Alltagsmobilität und Infrastruktur



Mittwoch, 5. August 2009

Australische Studie zeigt: Ob man viel zu Fuß geht, hängt auch von der Infrastruktur einer Wohngegend ab


Zu Fuß zum Einkaufen!Maßnahmen zur Stadtentwicklung können direkt der Gesundheitsförderung dienen. Eine australische Studie hat jetzt gezeigt: In Wohngegenden, in denen Einrichtungen wie Bushaltestellen, Briefkästen, Postämter oder Geschäfte häufig vorhanden und zu Fuß gut zu erreichen sind, gehen Bürgerinnen und Bürger auch sehr viel häufiger zu Fuß als in Stadtteilen mit einer schlecht ausgestatteten Infrastruktur.

Die Motivierung der Bevölkerung zu mehr Sport und körperlicher Bewegung gilt als ein Schlüsselkonzept der Gesundheitsförderung und als wesentliche Voraussetzung zur Bekämpfung der Übergewichts- und Adipositas-Problematik. Die dazu vorgelegten Interventions-Konzepte beschränken sich häufig auf Informationskampagnen, Appelle ("3000 Schritte extra", "Fit statt fett") oder bewusst aus dem Alltag herausgehobene Aktivitäten. Dass die individuelle Motivation zu mehr körperlicher Bewegung ganz wesentlich auch von städtebaulichen Rahmenbedingungen und kommunalen Angeboten abhängt, hat jetzt erneut eine Studie deutlich gemacht.

Die in der Zeitschrift "Preventive Medicine" veröffentlichte australische Studie hat untersucht, von welchen infrastrukturellen Rahmenbedingungen am Wohnort das Bewegungsverhalten der Bürger abhängt. Das Ausmaß körperlicher Bewegung wurde anhand einer Befragung ermittelt, an der 1.394 erwachsene Westaustralier teilnahmen. Erfasst wurde dabei auch die genaue Lage ihrer Wohnung.

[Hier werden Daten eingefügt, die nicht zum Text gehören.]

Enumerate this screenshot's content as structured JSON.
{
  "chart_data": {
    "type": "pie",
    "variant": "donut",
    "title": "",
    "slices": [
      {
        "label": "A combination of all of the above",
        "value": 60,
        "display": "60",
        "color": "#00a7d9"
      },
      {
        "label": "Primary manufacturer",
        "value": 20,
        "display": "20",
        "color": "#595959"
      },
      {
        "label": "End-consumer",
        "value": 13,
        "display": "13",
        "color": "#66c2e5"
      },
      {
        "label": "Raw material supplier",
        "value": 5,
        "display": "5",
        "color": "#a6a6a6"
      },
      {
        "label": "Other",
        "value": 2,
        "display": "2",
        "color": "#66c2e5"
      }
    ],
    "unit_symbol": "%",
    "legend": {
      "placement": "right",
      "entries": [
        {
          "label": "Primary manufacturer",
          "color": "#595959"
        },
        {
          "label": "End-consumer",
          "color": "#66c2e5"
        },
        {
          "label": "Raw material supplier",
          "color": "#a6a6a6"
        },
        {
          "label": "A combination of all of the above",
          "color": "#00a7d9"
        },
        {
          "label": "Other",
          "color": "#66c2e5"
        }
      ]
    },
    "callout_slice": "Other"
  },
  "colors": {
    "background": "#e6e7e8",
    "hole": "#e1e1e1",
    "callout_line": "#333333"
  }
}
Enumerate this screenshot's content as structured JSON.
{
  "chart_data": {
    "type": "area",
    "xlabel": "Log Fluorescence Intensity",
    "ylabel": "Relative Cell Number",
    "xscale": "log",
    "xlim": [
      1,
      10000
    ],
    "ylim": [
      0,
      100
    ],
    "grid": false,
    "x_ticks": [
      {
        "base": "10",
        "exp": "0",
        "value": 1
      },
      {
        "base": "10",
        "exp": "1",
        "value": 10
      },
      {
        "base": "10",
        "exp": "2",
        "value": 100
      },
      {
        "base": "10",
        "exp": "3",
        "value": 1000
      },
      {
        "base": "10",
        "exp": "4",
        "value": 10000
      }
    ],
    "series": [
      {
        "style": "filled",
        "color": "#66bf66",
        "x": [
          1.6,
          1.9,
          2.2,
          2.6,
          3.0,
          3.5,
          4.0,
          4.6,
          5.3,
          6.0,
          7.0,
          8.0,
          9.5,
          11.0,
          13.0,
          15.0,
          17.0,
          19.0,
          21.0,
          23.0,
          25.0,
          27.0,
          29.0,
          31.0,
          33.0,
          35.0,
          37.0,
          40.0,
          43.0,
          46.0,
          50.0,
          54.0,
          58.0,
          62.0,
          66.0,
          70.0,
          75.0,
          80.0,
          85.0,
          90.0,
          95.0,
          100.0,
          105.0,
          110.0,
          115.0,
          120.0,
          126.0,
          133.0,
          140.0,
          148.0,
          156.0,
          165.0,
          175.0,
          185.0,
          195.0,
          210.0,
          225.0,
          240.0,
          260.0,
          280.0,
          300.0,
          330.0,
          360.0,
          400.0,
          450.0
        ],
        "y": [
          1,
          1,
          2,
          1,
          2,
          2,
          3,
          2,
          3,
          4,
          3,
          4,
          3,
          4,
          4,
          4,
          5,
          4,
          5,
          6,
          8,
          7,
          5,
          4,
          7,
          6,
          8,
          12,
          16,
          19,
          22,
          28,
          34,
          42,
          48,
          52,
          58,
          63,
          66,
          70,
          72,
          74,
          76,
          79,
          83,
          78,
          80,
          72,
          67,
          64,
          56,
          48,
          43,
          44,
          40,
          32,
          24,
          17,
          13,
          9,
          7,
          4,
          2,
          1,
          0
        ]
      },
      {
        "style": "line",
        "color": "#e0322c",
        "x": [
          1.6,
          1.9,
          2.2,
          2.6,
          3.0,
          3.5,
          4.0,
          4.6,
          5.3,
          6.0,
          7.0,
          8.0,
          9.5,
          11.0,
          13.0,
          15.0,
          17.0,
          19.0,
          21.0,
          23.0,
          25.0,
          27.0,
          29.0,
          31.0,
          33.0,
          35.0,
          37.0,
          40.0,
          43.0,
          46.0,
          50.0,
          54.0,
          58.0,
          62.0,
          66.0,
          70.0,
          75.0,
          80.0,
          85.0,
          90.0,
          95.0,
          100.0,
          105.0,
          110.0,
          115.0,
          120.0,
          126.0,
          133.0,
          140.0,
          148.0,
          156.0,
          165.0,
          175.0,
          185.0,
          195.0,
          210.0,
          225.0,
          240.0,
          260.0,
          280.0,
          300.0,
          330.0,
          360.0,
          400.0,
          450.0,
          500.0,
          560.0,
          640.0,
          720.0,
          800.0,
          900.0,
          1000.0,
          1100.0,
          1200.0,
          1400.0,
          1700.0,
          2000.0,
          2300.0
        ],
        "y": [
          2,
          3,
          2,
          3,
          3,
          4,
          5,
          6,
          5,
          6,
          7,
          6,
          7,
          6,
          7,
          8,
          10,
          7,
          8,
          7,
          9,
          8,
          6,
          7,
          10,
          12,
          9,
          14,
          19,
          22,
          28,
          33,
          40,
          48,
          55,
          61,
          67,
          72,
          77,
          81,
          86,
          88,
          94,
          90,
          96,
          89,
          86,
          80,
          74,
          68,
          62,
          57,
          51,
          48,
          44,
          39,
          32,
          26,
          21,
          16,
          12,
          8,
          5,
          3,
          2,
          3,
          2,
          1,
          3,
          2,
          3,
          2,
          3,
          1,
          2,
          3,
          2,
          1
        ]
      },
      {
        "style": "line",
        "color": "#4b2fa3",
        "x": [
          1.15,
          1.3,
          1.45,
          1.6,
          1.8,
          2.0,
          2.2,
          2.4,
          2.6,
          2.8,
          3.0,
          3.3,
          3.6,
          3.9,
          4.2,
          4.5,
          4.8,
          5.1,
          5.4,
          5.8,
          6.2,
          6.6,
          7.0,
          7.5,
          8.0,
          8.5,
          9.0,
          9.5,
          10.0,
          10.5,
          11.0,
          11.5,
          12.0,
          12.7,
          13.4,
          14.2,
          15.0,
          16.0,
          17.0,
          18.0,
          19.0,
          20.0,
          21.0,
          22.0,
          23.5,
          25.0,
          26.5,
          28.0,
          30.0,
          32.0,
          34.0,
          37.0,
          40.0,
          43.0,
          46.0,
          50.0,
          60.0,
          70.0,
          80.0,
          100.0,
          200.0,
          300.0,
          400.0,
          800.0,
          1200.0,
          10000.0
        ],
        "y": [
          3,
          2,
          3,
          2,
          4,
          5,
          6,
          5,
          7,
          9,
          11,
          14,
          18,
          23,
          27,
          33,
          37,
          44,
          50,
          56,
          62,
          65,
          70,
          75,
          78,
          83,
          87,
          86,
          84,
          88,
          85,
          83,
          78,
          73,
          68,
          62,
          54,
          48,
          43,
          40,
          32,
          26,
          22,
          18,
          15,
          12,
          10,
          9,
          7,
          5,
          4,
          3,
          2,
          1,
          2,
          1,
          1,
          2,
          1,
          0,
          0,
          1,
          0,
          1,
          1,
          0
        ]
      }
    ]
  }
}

Diese Daten wurden anschließend verknüpft mit Angaben aus einem geografischen Informationssystem (GIS), aus denen das Vorhandensein und die genaue Lage unterschiedlicher Einrichtungen hervorgeht: Postämter, Briefkästen, Geschäfte, Einkaufszentren, Bushaltestellen und Bahnhöfe, Schulen usw. Für die Datenanalyse wurden dann für jeden Studienteilnehmer die Art und Anzahl der Einrichtungen klassifiziert, die sich in einem Umkreis von 400 Metern oder 1.500 Metern zu seiner Wohnung befanden.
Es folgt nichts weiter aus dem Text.